Home > Gender Institute > Events > Events Profiles > 201617 > Critical differentiations of racism and migratism

Critical differentiations of racism and migratism

Alyosxa Tudor

Date: Wednesday 1st February
Time: 6 - 7.30pm
Room: NAB.1.15
Maps and directions to LSE can be found here.

My paper revisits (Western European) critical migration studies and feminist approaches to migration with the insights from postcolonial theories and transnational feminism. I suggest that a critical differentiation of racism and migratism is needed in postcolonial and transnational feminist understandings of racism and migration, in order to sharpen the critique of racism in postcolonial Europe. I elaborate on the assumption that the equalization of racism and the ascription of migration and the homogenizing use of 'culture' and ‘nation’ in the field of critical migration studies render Europeans of Color unthinkable, as abject positions in migration discourses, even within knowledge production on 'migration' with critical intentions. My approach is a theoretical work that intervenes in academic and activist knowledge productions on migration that rely on so called ‘neo-racism’ concepts and construct Europe as a space free from racialization. Drawing on queer, trans and feminist, postcolonial and anti-racist interventions my research investigates the ongoing presence and legacy of colonialism in constructions of Western nations, intellegible Europeaness and migration.

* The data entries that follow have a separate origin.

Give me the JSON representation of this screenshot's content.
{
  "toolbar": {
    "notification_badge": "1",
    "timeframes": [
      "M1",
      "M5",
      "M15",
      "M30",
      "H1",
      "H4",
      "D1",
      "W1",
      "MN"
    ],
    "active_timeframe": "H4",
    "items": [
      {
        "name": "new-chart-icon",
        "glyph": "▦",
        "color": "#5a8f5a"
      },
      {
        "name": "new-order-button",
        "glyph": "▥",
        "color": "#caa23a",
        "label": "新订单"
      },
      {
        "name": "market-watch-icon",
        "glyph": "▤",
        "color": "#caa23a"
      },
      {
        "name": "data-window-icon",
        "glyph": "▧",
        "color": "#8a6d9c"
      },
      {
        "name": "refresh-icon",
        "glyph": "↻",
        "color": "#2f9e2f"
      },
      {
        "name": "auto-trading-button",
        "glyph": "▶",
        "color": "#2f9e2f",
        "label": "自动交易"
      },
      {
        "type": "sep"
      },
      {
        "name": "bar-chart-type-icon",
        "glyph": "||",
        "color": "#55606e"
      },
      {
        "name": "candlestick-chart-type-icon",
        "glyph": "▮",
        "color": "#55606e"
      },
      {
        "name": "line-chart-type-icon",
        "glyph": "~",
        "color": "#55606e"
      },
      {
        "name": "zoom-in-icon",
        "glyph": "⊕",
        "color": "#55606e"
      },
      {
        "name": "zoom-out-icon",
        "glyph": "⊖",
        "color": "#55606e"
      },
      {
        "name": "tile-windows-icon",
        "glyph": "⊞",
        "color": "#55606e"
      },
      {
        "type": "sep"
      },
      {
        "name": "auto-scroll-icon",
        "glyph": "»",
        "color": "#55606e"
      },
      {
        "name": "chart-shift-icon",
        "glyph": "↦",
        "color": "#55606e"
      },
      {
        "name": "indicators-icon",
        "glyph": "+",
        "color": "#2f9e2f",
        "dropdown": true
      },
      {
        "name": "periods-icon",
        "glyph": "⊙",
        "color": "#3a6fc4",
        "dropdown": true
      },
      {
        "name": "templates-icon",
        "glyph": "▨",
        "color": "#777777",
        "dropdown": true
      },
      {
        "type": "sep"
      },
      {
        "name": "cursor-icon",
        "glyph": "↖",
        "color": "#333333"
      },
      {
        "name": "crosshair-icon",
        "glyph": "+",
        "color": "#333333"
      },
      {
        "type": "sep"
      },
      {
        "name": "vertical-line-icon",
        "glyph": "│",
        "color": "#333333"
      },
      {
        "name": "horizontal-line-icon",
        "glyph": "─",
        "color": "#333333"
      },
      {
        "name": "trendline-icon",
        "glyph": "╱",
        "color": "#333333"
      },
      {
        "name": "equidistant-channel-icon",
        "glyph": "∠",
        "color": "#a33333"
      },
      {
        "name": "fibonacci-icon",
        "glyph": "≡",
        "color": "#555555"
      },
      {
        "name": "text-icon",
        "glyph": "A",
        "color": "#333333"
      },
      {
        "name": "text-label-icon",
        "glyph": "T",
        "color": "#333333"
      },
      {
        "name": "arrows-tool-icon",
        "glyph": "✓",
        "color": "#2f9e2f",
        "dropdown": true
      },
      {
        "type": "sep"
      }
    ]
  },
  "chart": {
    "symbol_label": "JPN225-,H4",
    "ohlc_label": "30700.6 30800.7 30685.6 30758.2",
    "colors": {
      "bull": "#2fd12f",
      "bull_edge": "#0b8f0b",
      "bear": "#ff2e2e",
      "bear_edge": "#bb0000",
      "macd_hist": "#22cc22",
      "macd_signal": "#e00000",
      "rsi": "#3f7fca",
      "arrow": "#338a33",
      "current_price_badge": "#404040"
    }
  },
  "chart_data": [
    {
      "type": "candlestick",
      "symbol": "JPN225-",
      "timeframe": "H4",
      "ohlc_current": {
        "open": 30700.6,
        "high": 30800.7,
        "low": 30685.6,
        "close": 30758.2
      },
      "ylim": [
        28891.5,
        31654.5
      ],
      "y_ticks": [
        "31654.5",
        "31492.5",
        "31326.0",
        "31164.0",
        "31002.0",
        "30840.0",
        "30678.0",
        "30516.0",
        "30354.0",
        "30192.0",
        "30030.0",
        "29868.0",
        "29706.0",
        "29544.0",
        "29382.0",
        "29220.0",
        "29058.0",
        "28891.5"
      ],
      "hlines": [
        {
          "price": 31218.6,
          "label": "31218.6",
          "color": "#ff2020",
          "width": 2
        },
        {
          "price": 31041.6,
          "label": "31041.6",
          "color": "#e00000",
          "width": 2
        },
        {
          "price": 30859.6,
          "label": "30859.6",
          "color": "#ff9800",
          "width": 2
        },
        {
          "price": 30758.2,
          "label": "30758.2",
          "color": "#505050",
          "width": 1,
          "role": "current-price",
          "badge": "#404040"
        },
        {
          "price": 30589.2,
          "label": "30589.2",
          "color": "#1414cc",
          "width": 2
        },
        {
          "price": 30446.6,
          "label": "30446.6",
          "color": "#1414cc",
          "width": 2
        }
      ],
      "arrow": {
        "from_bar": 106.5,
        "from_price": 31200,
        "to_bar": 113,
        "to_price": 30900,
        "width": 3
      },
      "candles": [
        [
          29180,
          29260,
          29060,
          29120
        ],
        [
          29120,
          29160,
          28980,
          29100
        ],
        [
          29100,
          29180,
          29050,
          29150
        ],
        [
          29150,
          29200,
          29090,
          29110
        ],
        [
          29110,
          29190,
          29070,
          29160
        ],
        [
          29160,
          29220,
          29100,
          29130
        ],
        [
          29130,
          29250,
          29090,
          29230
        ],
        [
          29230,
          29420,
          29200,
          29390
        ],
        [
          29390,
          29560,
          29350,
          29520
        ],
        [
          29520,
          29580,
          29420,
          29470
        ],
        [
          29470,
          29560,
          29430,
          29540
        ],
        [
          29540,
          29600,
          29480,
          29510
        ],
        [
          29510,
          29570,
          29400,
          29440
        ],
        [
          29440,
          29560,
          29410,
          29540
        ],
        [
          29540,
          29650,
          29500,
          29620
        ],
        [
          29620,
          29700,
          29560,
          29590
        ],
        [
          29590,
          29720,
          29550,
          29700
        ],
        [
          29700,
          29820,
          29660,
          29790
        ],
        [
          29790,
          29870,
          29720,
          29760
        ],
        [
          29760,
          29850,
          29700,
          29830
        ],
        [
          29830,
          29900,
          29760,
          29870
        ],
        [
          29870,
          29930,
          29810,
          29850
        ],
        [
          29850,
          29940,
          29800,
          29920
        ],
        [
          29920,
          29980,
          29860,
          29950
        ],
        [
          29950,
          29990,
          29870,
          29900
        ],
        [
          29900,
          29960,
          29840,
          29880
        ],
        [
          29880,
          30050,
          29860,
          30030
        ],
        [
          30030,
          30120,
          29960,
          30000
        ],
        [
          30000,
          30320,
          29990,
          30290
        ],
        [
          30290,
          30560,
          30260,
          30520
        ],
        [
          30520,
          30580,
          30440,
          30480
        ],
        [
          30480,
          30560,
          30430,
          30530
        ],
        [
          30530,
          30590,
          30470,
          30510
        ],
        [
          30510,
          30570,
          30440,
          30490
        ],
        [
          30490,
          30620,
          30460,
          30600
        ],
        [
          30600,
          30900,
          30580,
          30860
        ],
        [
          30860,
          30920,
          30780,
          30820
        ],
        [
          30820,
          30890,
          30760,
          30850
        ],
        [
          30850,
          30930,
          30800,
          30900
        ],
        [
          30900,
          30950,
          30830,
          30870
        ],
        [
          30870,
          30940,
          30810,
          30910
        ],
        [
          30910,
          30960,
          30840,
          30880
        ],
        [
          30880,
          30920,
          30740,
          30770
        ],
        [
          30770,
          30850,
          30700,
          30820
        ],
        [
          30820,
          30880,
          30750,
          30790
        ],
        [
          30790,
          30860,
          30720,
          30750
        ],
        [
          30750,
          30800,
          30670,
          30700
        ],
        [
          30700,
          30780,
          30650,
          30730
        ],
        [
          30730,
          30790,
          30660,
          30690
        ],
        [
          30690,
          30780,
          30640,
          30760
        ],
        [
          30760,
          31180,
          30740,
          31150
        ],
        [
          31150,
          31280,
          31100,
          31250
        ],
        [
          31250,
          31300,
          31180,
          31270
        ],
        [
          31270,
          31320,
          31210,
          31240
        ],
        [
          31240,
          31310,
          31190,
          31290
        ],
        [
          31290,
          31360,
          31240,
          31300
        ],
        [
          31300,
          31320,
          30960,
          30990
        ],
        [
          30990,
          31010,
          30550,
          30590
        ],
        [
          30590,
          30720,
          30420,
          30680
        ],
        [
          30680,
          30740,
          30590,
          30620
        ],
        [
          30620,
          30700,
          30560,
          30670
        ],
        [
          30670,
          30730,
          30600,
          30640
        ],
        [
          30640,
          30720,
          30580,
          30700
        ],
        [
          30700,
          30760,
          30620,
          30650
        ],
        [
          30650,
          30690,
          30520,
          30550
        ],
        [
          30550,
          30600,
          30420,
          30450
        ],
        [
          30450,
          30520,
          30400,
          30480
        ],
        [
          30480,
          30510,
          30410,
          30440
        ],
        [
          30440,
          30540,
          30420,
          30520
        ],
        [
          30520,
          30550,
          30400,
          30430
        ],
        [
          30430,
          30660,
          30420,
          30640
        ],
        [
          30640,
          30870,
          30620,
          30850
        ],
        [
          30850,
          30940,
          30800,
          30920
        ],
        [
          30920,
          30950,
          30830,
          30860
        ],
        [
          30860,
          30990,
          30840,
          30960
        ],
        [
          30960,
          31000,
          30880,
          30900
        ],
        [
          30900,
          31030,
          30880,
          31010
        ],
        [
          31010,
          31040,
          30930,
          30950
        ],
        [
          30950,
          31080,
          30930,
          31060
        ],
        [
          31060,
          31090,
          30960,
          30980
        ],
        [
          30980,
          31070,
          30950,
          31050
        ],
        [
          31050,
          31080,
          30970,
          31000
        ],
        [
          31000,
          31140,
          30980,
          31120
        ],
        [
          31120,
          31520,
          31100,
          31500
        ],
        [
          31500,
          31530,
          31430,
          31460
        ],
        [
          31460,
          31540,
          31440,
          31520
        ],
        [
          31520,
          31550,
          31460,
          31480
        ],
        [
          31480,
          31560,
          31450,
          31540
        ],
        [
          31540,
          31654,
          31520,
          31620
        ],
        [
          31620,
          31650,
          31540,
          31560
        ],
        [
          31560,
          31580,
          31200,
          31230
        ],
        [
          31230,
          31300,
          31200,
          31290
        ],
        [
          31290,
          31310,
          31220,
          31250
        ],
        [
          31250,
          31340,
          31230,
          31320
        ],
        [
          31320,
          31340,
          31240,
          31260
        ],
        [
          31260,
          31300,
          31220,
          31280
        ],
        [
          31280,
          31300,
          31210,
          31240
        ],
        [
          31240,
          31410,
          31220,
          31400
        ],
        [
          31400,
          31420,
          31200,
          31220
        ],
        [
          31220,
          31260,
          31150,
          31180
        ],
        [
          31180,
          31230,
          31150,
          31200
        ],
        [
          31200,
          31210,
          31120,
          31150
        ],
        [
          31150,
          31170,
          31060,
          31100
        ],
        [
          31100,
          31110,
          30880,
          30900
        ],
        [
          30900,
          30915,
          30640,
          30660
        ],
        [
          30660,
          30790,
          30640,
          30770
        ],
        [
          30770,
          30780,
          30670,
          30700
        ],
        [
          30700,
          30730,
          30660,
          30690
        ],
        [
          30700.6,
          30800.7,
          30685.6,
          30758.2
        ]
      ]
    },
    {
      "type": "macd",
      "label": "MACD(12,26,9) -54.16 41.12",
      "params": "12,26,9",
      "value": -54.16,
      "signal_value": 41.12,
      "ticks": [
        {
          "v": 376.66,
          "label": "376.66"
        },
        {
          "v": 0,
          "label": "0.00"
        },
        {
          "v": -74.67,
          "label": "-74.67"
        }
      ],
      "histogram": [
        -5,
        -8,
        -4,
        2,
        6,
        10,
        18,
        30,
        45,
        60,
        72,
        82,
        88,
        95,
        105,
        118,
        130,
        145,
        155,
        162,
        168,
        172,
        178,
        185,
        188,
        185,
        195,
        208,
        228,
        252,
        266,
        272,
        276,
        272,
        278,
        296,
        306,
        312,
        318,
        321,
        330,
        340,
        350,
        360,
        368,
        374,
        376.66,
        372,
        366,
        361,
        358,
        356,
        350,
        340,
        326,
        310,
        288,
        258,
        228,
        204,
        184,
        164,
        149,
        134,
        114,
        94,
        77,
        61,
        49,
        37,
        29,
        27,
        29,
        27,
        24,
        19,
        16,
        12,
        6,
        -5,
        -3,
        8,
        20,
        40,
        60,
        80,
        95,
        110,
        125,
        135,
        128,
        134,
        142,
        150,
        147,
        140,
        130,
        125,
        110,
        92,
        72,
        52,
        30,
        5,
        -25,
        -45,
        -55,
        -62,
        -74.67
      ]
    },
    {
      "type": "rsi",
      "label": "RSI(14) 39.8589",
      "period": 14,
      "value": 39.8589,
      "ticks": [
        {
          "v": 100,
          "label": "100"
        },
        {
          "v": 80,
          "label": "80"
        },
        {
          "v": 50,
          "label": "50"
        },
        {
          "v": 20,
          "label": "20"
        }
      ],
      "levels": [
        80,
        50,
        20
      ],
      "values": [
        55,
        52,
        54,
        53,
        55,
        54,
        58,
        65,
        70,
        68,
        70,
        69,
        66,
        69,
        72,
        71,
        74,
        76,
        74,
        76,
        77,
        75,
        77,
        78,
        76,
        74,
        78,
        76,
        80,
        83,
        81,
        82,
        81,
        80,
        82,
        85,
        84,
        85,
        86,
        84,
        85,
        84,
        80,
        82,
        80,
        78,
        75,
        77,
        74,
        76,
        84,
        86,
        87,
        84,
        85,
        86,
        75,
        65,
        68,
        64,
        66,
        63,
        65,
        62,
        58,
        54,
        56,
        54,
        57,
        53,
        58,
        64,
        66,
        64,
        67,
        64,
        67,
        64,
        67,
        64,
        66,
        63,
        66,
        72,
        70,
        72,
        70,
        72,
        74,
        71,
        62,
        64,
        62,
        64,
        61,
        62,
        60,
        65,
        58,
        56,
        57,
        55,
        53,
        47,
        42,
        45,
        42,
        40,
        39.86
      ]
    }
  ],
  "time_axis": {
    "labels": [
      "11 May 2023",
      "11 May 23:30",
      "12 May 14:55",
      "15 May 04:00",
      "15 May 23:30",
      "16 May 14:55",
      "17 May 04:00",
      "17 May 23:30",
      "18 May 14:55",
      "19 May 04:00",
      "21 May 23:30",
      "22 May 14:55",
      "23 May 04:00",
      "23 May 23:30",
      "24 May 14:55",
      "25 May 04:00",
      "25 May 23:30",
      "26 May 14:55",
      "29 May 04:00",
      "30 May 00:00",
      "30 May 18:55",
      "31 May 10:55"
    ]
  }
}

If you have any questions about this event, please contact Kate Steward (k.steward@lse.ac.uk).

Dr Alyosxa Tudor is Lecturer in Gender Studies at Centre for Gender Studies at SOAS, University of London.

In the past Alyosxa was LSE Fellow in Transnational Gender Studies and Senior Teaching Fellow at the Centre for Gender Studies, SOAS, with focus on ‘Gendering Migration and Diasporas’, transnational feminist epistemologies and queer politics. Their work connects trans and queer feminist approaches with transnational feminism and postcolonial studies. Alyosxa’s main research interest lies in analysing (knowledge productions on) migrations, diasporas and borders in relation to critiques of Eurocentrism and to processes of gendering and racialisation.